The work celebrating cerebria is a set of eight folios that depict, in image and text, features and inhabitants of the imaginal realm of cerebria. I created the folios over a period of two years straddling two significant periods of covid lockdown. The folios trace an inquiry into this realm, holding the imaginal (as the word is understood by the French philosopher / mystic Henry Corbin) as paramount, developing as it does, and showing itself, in dreams and contemplations.
The genesis for celebrating cerebria was a visit to the Greek island of Kastellorizo, in December 2019, to attend my son’s wedding. I was strongly affected by the beauty of the island, and the sense that it held something very dear, outside of contemporary time and place. The first folio, postcards from cerebria, hopes to capture some of this exquisiteness as I experienced it on the island.
Why cerebria? I imagined a realm inhabited with folk who live from higher brain functions, using predominantly the cerebral cortex (in which sophisticated information processing generally occurs).
These are sea-faring folk. The sailors of this realm are both weathered men of the sea, and adepts at plumbing the wisdom of inner realms. To this end, they are coached and encouraged by a class of diviners, who come from ancient royal stock and are versed in heraldic wisdom and in methods for imparting their wisdom to these sailors.
Diviners use placards on which they write wise texts as a means of discourse with the sailors. You can see placards in some of the images.
The diviners in turn look to the three visiting voids for guidance. These voids appear at significant moments and places in the realm, and impart knowledge to the diviners. The three visiting voids (a.k.a the three dour siblings or the voids of valence) have ancient wisdom written in fine texts upon their skins. They teach mainly by subtle head movements.

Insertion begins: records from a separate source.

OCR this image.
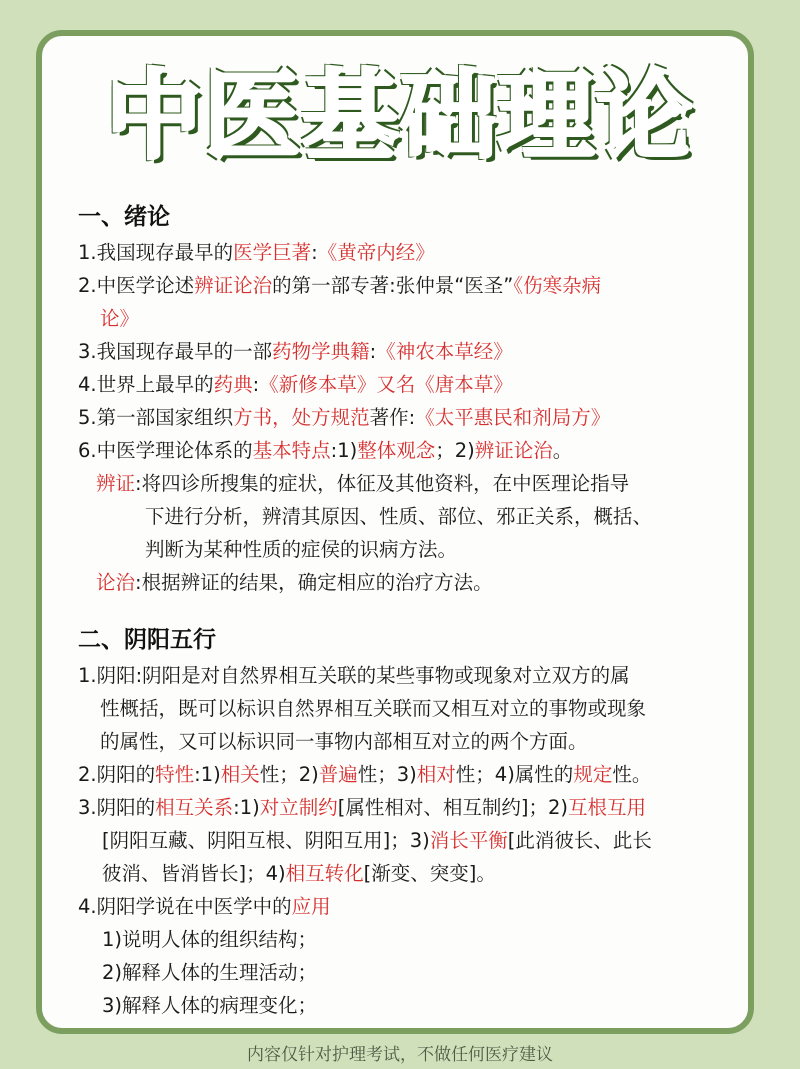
中医基础理论
一、绪论
1.我国现存最早的医学巨著:《黄帝内经》
2.中医学论述辨证论治的第一部专著:张仲景“医圣”《伤寒杂病
论》
3.我国现存最早的一部药物学典籍:《神农本草经》
4.世界上最早的药典:《新修本草》又名《唐本草》
5.第一部国家组织方书，处方规范著作:《太平惠民和剂局方》
6.中医学理论体系的基本特点:1)整体观念；2)辨证论治。
辨证:将四诊所搜集的症状，体征及其他资料，在中医理论指导
下进行分析，辨清其原因、性质、部位、邪正关系，概括、
判断为某种性质的症侯的识病方法。
论治:根据辨证的结果，确定相应的治疗方法。
二、阴阳五行
1.阴阳:阴阳是对自然界相互关联的某些事物或现象对立双方的属
性概括，既可以标识自然界相互关联而又相互对立的事物或现象
的属性，又可以标识同一事物内部相互对立的两个方面。
2.阴阳的特性:1)相关性；2)普遍性；3)相对性；4)属性的规定性。
3.阴阳的相互关系:1)对立制约[属性相对、相互制约]；2)互根互用
[阴阳互藏、阴阳互根、阴阳互用]；3)消长平衡[此消彼长、此长
彼消、皆消皆长]；4)相互转化[渐变、突变]。
4.阴阳学说在中医学中的应用
1)说明人体的组织结构；
2)解释人体的生理活动；
3)解释人体的病理变化；
内容仅针对护理考试，不做任何医疗建议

Teachings in cerebria also come by way of fires and fishes, and there are folios that show some of the ways this occurs (see fires of cerebria, fishes of cerebria, and visions of the diviners).
Sailors, diviners and the three voids have from time to time spoken word pieces (poetics) and you can find some of these comingled with the images, as well as in my Kindle books a larger land and tastes of cerebria.
In the final folio (haunts of a romani master), an extraordinary peripatetic man passes through the realm, appearing and speaking in various places. Scriptural fragments penned by sailors, as well as oil paintings, are the traces of the significant affects his appearance had on the spiritual wealth of the realm.
I welcome you to cerebria, and hope you can find solace in this realm and in imaginal realms of your own making.